The Brown vs. Board of Education Supreme Court decision in 1954 was groundbreaking. The unanimous decision established that “separate but equal” in Plessy vs. Ferguson was unconstitutional. While integration was a wildly controversial act, our nation now enjoys perfectly integrated schools.
Or does it?
Take a look at our nation. Schools may actually be more segregated today. In Connecticut, research shows a disturbing trend. An interactive map published by the CT Mirror shows how the racial makeup of certain areas has changed over a 50-year time span. Cities like Hartford and New Haven have a growing minority population, and a steadily decreasing white one.
For example, the minority population in Bridgeport for 1982-1983 was 77.4 percent. In 2012-2013, however, that jumped to 91.2 percent.
Poor, minority regions are built in part by white flight. More affluent, white families move to suburbs, taking their money and resources with them.
So what does school segregation in Connecticut look like, and what does it mean for students? Districts made up of families with higher incomes have more resources to give to their schools. This could be extra labs, sports teams, or the access to more qualified teachers. Schools without resources can lack opportunities for the students that have no choice but to attend them. In addition, many schools do not receive their full state funding to help improve school conditions. Students living in poor conditions will continue to remain underprivileged under current practices.
In order to achieve equality, something must change. But can it?

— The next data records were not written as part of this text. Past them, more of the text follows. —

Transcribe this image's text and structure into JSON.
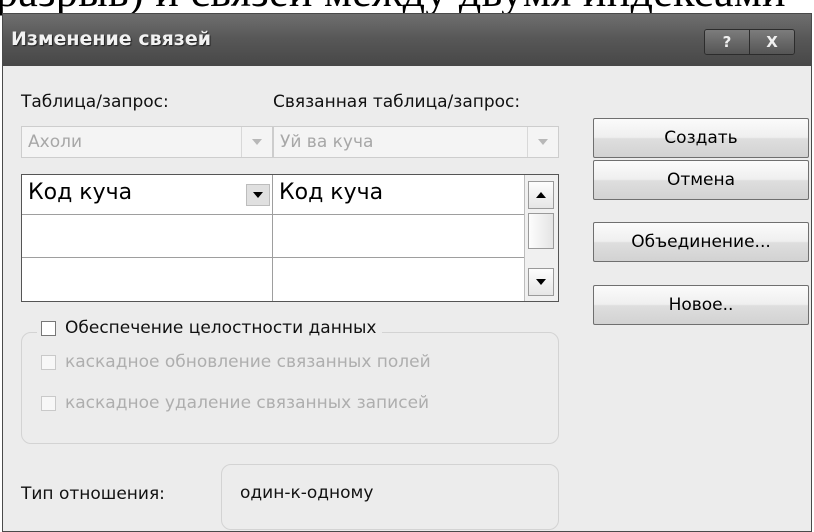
{
  "background_text": "разрыв) и связей между двумя индексами",
  "window": {
    "title": "Изменение связей",
    "help_label": "?",
    "close_label": "X"
  },
  "labels": {
    "table_query": "Таблица/запрос:",
    "related_table_query": "Связанная таблица/запрос:"
  },
  "combos": {
    "table": {
      "value": "Ахоли"
    },
    "related_table": {
      "value": "Уй ва куча"
    }
  },
  "grid": {
    "rows": [
      {
        "left": "Код куча",
        "right": "Код куча"
      },
      {
        "left": "",
        "right": ""
      },
      {
        "left": "",
        "right": ""
      }
    ]
  },
  "buttons": {
    "create": "Создать",
    "cancel": "Отмена",
    "join": "Объединение...",
    "new": "Новое.."
  },
  "integrity": {
    "enforce_label": "Обеспечение целостности данных",
    "enforce_checked": false,
    "cascade_update_label": "каскадное обновление связанных полей",
    "cascade_update_checked": false,
    "cascade_delete_label": "каскадное удаление связанных записей",
    "cascade_delete_checked": false
  },
  "relationship": {
    "label": "Тип отношения:",
    "value": "один-к-одному"
  },
  "icons": {
    "combo_arrow": "chevron-down-icon",
    "scroll_up": "scroll-up-arrow-icon",
    "scroll_down": "scroll-down-arrow-icon"
  }
}
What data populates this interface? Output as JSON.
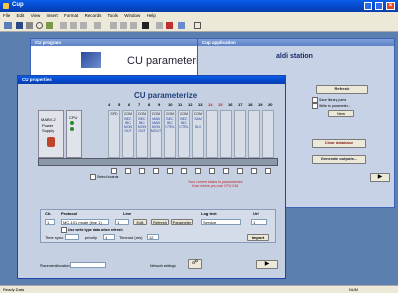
{
  "app": {
    "title": "Cup"
  },
  "menu": [
    "File",
    "Edit",
    "View",
    "Insert",
    "Format",
    "Records",
    "Tools",
    "Window",
    "Help"
  ],
  "program_window": {
    "title": "CU program",
    "heading": "CU parameterize progra"
  },
  "application_window": {
    "title": "Cup application",
    "station": "aldi station",
    "refresh": "Refresh",
    "check1": "Save library parts",
    "check2": "Write to parameter...",
    "new": "New",
    "clear_database": "Clear database",
    "generate_outputs": "Generate outputs..."
  },
  "properties": {
    "title": "CU properties",
    "heading": "CU parameterize",
    "slot_numbers": [
      "4",
      "5",
      "6",
      "7",
      "8",
      "9",
      "10",
      "11",
      "12",
      "13",
      "14",
      "15",
      "16",
      "17",
      "18",
      "19",
      "20"
    ],
    "power": {
      "name": "MABV-2",
      "l1": "Power",
      "l2": "Supply"
    },
    "cpu": "CPU",
    "modules": [
      {
        "name": "SPD"
      },
      {
        "name": "COM",
        "sub": "BEC\nBIC\nMON\nOUT"
      },
      {
        "name": "COM",
        "sub": "BEC\nBIC\nMON\nOUT"
      },
      {
        "name": "COM",
        "sub": "MAB\nMAB\nMON\nMOUT"
      },
      {
        "name": "COM",
        "sub": "BEC\nBIC\nCTRL"
      },
      {
        "name": "COM",
        "sub": "BEC\nBIC\nCTRL"
      },
      {
        "name": "COM",
        "sub": "SAM\n\nSLV"
      }
    ],
    "select_boards": "Select boards",
    "warning": "Your current status to parameterize\nfrom where you use CPU 016",
    "protocol_section": {
      "ch_label": "Ch.",
      "protocol_label": "Protocol",
      "line_label": "Line",
      "log_label": "Log text",
      "url_label": "Url",
      "ch_value": "1",
      "protocol_value": "MC-101 mode (line 1)",
      "line_value": "1",
      "edit": "Edit",
      "refresh": "Refresh",
      "parameter": "Parameter",
      "log_value": "Service",
      "url_value": "1",
      "checkbox_text": "Use write type data when refresh",
      "time_sync_label": "Time sync.",
      "priority_label": "priority",
      "timeout_label": "Timeout (ms)",
      "priority_value": "1",
      "timeout_value": "12",
      "import": "Import"
    },
    "placement_label": "Placement/location",
    "network_settings": "Network settings",
    "ok": "OK"
  },
  "statusbar": {
    "left": "Ready  Data",
    "right": "NUM"
  }
}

According to some reports, there are ways that the Connecticut government could alleviate this. According to The New Yorker, if Connecticut splits its districts into its former eight counties, poorer districts would be integrated into richer ones. Taxes would be allocated to multiple schools that otherwise would not have the resources. Ideally, this new school system would be equal for students across the board, but would white families sign on? Would families of color? The future of Connecticut schools remains uncertain. Who knows if we will ever reach full equality?